The “Old Church Tenements”
From “The Battle with the Slum.”
Copyright, 1901, by the Macmillan Company.

This Quaker had a brother who also built houses for the poor, and, it is recorded, meant well, too; but the milk of human kindness was soured in him when his neighbor, the alderman, knocked him down in a quarrel over the dividing line between their lots. It was against the Quaker’s principles to fight, but he found a way of paying off his enemy that is a whole volume of commentaries on graceless human nature: he built a tenement upon his own lot right on the line and with a big dead wall so close to his neighbor’s windows that his tenants could get neither sun nor air. They lived in darkness ever after. The fact that, for want of access, his house was useless and stood idle for years, did not stay his revenge. That old Quaker was a hater from way back. His “wall of wrath,” as I used to call it, killed more innocent babes and cursed more lives than any other work of man I ever heard of. One wonders what that man’s dreams were at night. The mere thought of it used to give me the shivers, and I never slept so sweetly as the night when I had seen that wall laid low by wreckers whom I had set on.

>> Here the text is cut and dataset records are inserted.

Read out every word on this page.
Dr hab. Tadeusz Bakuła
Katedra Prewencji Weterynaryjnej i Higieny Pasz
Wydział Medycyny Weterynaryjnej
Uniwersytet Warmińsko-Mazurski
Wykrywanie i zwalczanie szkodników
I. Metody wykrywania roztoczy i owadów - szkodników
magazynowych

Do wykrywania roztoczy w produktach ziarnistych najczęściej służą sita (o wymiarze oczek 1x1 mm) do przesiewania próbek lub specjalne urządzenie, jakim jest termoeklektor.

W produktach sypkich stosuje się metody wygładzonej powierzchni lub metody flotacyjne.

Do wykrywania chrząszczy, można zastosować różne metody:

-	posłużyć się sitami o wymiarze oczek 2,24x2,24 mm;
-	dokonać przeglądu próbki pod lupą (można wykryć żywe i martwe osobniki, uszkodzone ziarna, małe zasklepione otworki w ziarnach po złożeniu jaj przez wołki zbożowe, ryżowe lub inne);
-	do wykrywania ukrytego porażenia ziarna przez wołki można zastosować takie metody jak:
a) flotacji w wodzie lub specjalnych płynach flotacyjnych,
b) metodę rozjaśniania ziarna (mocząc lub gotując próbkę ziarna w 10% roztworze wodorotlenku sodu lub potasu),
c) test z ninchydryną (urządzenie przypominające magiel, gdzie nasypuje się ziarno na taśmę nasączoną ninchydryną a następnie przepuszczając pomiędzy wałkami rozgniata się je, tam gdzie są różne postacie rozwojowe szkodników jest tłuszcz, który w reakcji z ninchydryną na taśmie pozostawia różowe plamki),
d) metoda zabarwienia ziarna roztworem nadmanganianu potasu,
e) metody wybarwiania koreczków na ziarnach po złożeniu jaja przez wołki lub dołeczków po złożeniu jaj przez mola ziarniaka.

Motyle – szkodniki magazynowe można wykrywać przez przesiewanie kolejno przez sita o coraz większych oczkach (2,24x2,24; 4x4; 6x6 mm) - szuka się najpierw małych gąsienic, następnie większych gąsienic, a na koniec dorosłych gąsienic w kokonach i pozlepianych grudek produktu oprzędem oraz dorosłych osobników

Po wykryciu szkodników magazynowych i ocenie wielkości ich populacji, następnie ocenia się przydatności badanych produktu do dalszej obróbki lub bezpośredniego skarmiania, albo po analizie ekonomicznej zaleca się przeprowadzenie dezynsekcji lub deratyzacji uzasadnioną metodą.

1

Yet it did not die in its sins. I like to think of that. Before the end came to Gotham Court, we had grown a real conscience. The canker that had crept in and was eating out the home and the heart of the people was arraigned in the churches, as it should have been a long while before—not in this church or in that church, but in the churches. Christian men took hold of the Court and did the most and the best with it that could be done,—which makes me think that only yesterday I had a letter from the son of one of those two brothers, young Bayard Cutting, pleading for support for the work of Bishop Brent out in the Philippines; and it was as I would have expected. You see, as I said, it is all one thing. These men are among the strongest of the backers of the movement to provide homes for the poor of New York, and have been for years; and for that very reason they are the natural supporters of such a work as that which the good Bishop is doing on that far foreign shore.